Even though I’m down to the home stretch, I dread finishing reading all those works of literature, attempting to commit the styles of writing and gist of the pieces to memory, and perusing practice tests and essay options. Lack of sleep and something new parents refer to as “baby brain” have sucked my scholastic motivation dry.
But two days ago, I recalled a phrase my wise mentor often repeats: “The best way to eat an elephant is one bite at a time.”
So I printed out the list of the works of literature the test will cover and charted out a plan for completion. I read one essay by Ralph Waldo Emerson, and the following day, I read two more. And honestly, they were somewhat interesting and thought-provoking. I even found a few quotable lines here and there for my Facebook status updates.
Thankfully, I finally got started.
Eating an entire elephant seems daunting and pretty disgusting. But taking one bite at a time isn’t so bad.

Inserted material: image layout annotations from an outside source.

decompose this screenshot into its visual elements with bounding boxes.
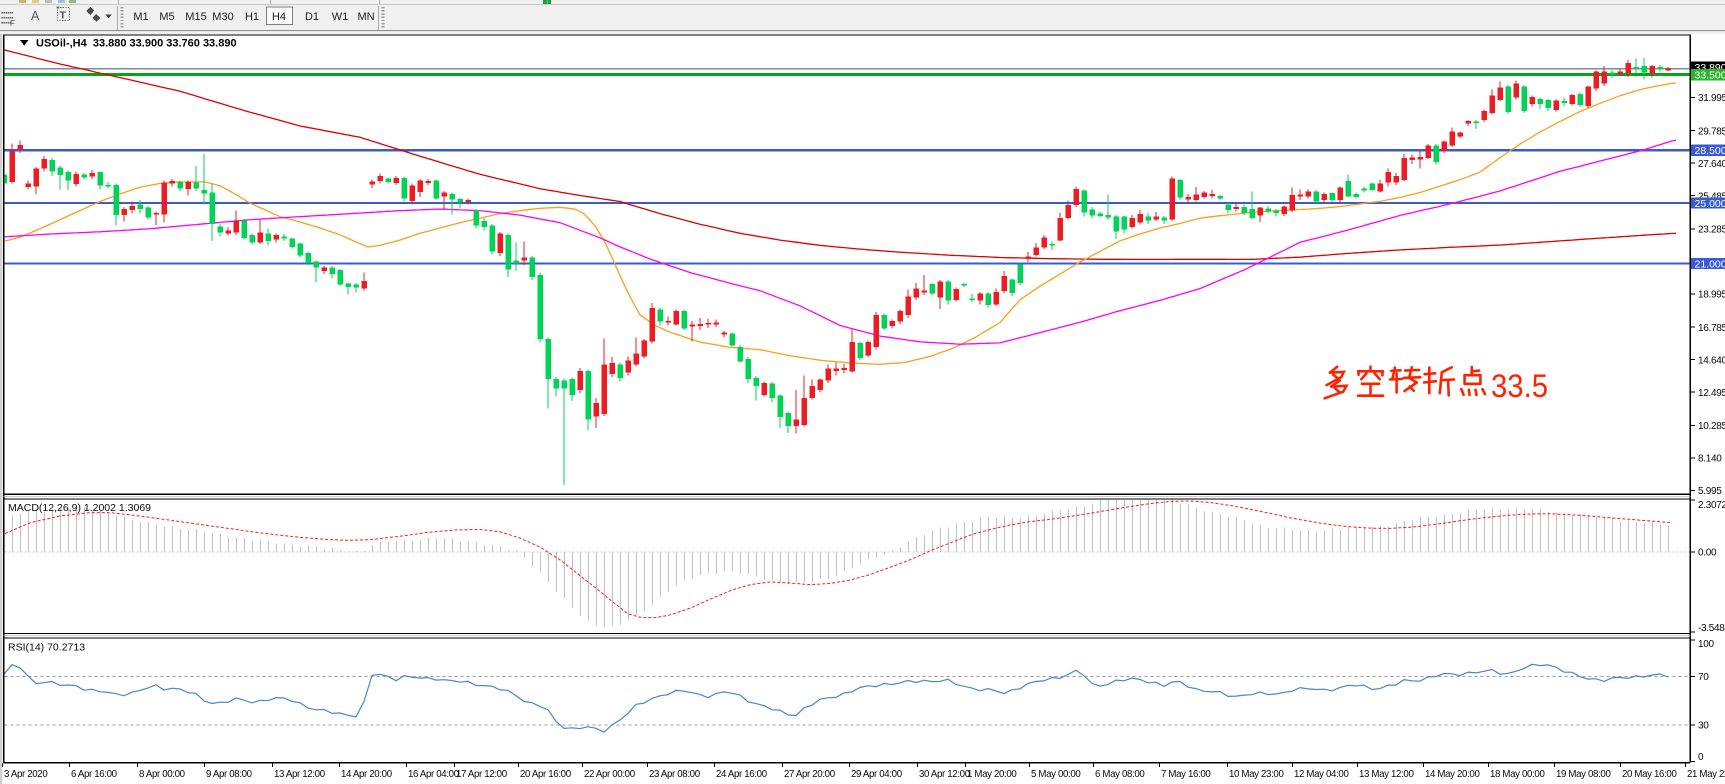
svg-text:0.00: 0.00 — [1698, 548, 1717, 559]
svg-text:13 Apr 12:00: 13 Apr 12:00 — [274, 769, 326, 780]
svg-text:RSI(14) 70.2713: RSI(14) 70.2713 — [8, 642, 85, 654]
svg-text:M1: M1 — [133, 11, 148, 23]
svg-text:A: A — [31, 9, 40, 23]
svg-text:10 May 23:00: 10 May 23:00 — [1229, 769, 1284, 780]
svg-text:33.5: 33.5 — [1491, 368, 1548, 404]
svg-text:MN: MN — [357, 11, 374, 23]
svg-text:70: 70 — [1698, 672, 1709, 683]
svg-text:5 May 00:00: 5 May 00:00 — [1031, 769, 1081, 780]
svg-text:25.485: 25.485 — [1698, 191, 1725, 202]
svg-text:33.500: 33.500 — [1695, 70, 1725, 82]
svg-text:8.140: 8.140 — [1698, 454, 1722, 465]
svg-text:14 May 20:00: 14 May 20:00 — [1425, 769, 1480, 780]
svg-text:21 May 22:00: 21 May 22:00 — [1687, 769, 1725, 780]
svg-text:H4: H4 — [272, 11, 286, 23]
svg-text:24 Apr 16:00: 24 Apr 16:00 — [716, 769, 768, 780]
svg-text:0: 0 — [1698, 752, 1704, 763]
svg-text:29 Apr 04:00: 29 Apr 04:00 — [851, 769, 903, 780]
svg-text:T: T — [60, 10, 67, 22]
svg-text:23 Apr 08:00: 23 Apr 08:00 — [649, 769, 701, 780]
svg-text:6 May 08:00: 6 May 08:00 — [1095, 769, 1145, 780]
svg-text:16 Apr 04:00: 16 Apr 04:00 — [408, 769, 460, 780]
svg-text:19 May 08:00: 19 May 08:00 — [1556, 769, 1611, 780]
svg-text:M15: M15 — [185, 11, 206, 23]
svg-text:12 May 04:00: 12 May 04:00 — [1294, 769, 1349, 780]
svg-text:F: F — [10, 19, 15, 28]
svg-text:3 Apr 2020: 3 Apr 2020 — [4, 769, 48, 780]
svg-text:22 Apr 00:00: 22 Apr 00:00 — [584, 769, 636, 780]
svg-text:25.000: 25.000 — [1695, 198, 1725, 210]
svg-text:30 Apr 12:00: 30 Apr 12:00 — [919, 769, 971, 780]
svg-text:13 May 12:00: 13 May 12:00 — [1359, 769, 1414, 780]
svg-text:29.785: 29.785 — [1698, 126, 1725, 137]
svg-text:27.640: 27.640 — [1698, 159, 1725, 170]
svg-text:14.640: 14.640 — [1698, 355, 1725, 366]
svg-text:20 Apr 16:00: 20 Apr 16:00 — [520, 769, 572, 780]
svg-text:16.785: 16.785 — [1698, 323, 1725, 334]
svg-text:H1: H1 — [245, 11, 259, 23]
svg-text:USOil-,H4 33.880 33.900 33.76: USOil-,H4 33.880 33.900 33.760 33.890 — [36, 38, 237, 50]
svg-text:18 May 00:00: 18 May 00:00 — [1490, 769, 1545, 780]
svg-text:30: 30 — [1698, 721, 1709, 732]
svg-text:5.995: 5.995 — [1698, 486, 1722, 497]
svg-text:2.3072: 2.3072 — [1698, 500, 1725, 511]
svg-text:8 Apr 00:00: 8 Apr 00:00 — [139, 769, 186, 780]
svg-text:M30: M30 — [212, 11, 233, 23]
svg-text:1 May 20:00: 1 May 20:00 — [967, 769, 1017, 780]
svg-text:21.000: 21.000 — [1695, 258, 1725, 270]
svg-text:100: 100 — [1698, 639, 1715, 650]
svg-text:18.995: 18.995 — [1698, 290, 1725, 301]
svg-text:M5: M5 — [159, 11, 174, 23]
svg-text:17 Apr 12:00: 17 Apr 12:00 — [456, 769, 508, 780]
svg-text:12.495: 12.495 — [1698, 388, 1725, 399]
svg-text:28.500: 28.500 — [1695, 145, 1725, 157]
svg-text:-3.5484: -3.5484 — [1698, 623, 1725, 634]
svg-text:D1: D1 — [305, 11, 319, 23]
svg-text:23.285: 23.285 — [1698, 225, 1725, 236]
svg-text:14 Apr 20:00: 14 Apr 20:00 — [341, 769, 393, 780]
svg-text:W1: W1 — [332, 11, 349, 23]
svg-text:31.995: 31.995 — [1698, 93, 1725, 104]
svg-text:20 May 16:00: 20 May 16:00 — [1622, 769, 1677, 780]
svg-text:MACD(12,26,9) 1.2002 1.3069: MACD(12,26,9) 1.2002 1.3069 — [8, 502, 151, 514]
svg-text:9 Apr 08:00: 9 Apr 08:00 — [206, 769, 253, 780]
svg-text:7 May 16:00: 7 May 16:00 — [1161, 769, 1211, 780]
svg-text:6 Apr 16:00: 6 Apr 16:00 — [71, 769, 118, 780]
svg-text:10.285: 10.285 — [1698, 421, 1725, 432]
svg-text:27 Apr 20:00: 27 Apr 20:00 — [784, 769, 836, 780]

I was where you are back in the mid-90’s. I had two children – one in high school, the other in college – a mother-in-law living with me, a husband who had a home-based business, and several needy animals. We were in financial crisis, and I had lost my job as a medical office manager. Being this poor, I knew I could get the loans to complete my education. I was only a few courses shy of a degree in accounting, but had left school to have baby #2, By now all those skills were outdated, so I opted to get a degree in English. Between 1994-2000, I not only completed the 9 courses I needed to get my B.A. in English, but also completed a master’s in English literature at UNH. I have been teaching as an adjunct ever since.
I, too, had hoped to teach full-time at a community college in the area, but that was not to be. Sometimes the reason you don’t get the job has nothing to do with your academic qualifications. I have taught as many as 10 courses at a time to support the household, and finally now, I’m hitting retirement age and have a health issue. I am currently preparing to teach only one course now and two more starting in March.
I wouldn’t trade it for anything else. I have taught comp (plenty of comp), literature, creative writing, public speaking, film genres, and ethics. I have moved into the world of online teaching, and while I do love the face-to-face time with my students, online teaching allows me the flexibility to deal with a medical issue and still be productive. Good luck with your elephant eating. BTW, I didn’t have comprehensives. I did have to pass a foreign language proficiency exam, and was able to do so 20 years after my last French class.
Cristina, thanks for sharing your experience with me. I am glad to hear you have loved teaching. I hope I do, too!
Sounds like you have a plan and are on your way. Happy eating!
Yes, I think so, Mary. We’ll see how it goes. Hopefully in May I will report that I’m officially finished.